Ma veniamo al dunque: senza perdere altro tempo, chiamò le guardie e ordinò di rinchiudere la moglie in seduta stante nella torre, dove avrebbe dovuto vivere in isolamento per tutta la vita.
La poveretta, difatti, fu presa e schiaffata in una torre tanto cupa da sembrare una grotta.
Vi lascio immaginare i pianti e le maledizioni che mandava a quella stregaccia della maestra che, non contenta di averle già strozzato padre e madre, di averle incendiato la reggia, e di averle fatto perdere il lavoro due volte, era riuscita persino a farla imprigionare dal marito.
E si lamentava, e si lagnava così tanto, da fare pena persino ai sassi.
Il carceriere che la custodiva, ogni tanto avvicinava l’orecchio al buco della serratura, e la sentiva parlare come se stesse conversando con qualcuno, e tra sé si diceva: “Ma chi diavolo ci sarà?

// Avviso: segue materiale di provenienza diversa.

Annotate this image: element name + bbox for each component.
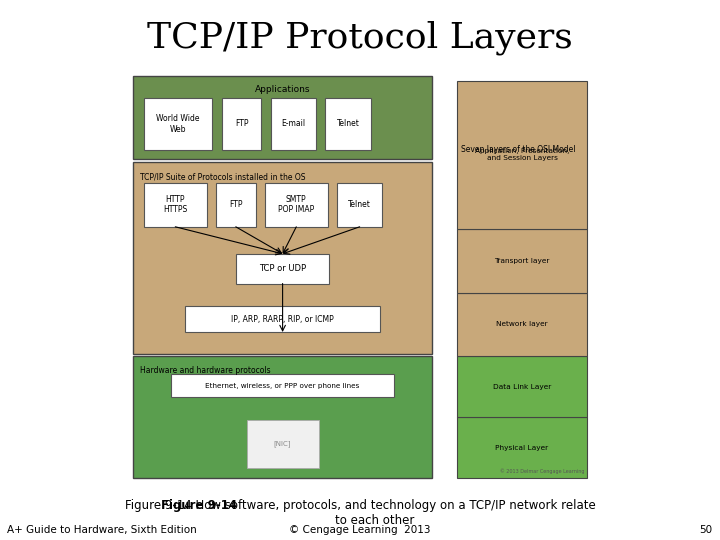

Con chi diavolo parlerà? Non sarà che ci sia qualcuno che riesca ad entrare nella sua stanza?”
Ma andiamo avanti: siccome la regina non la finiva più di parlare tutto il santo giorno, il carceriere, finalmente, si decise ad informare il re; e lui, sospettando che sua moglie facesse entrare qualcuno, salì un giorno alla torre, e dallo spioncino della serratura si mise ad ascoltare tutto quello che diceva.
E così, la sentì raccontare, non si sa a chi, tutte le sue disgrazie, a cominciare da quando era piccola e andava a scuola, fino a quel giorno in cui era andata dietro alla maestra; e continuò rievocando tutte le porcherie che quella le aveva combinato: il padre strozzato, la madre pure, la reggia bruciata, e via discorrendo.
Infine, la sentì che diceva: «E ora, giacché son tanto disgraziata, con ‘sto coltello che ho in mano mi trafiggo il cuore.»
E il re, non potendosi più trattenere, fece irruzione nella stanza della moglie, e vide che tutti quei discorsi che aveva udito erano rivolti a quel pupazzetto d’oro che s’era portata via dal suo palazzo, la sera prima dell’incendio.
Il re, pentito di cuore di averla strapazzata in quel modo, l’abbracciò, le disse di aver capito tutto, e le chiese perdono.
Comandò di arrestare immediatamente la strega, e che fosse obbligata con ogni mezzo a rivelare dove teneva nascosti i suoi tre bambini.
La strega confessò tutto quanto, e morì bruciata nella pubblica piazza per ordine del re.
Il re si riprese i suoi figli e li mostrò a tutto il popolo; diede pranzi, feste, giochi, luminarie, e da quel giorno lui e la regina vissero felici e contenti.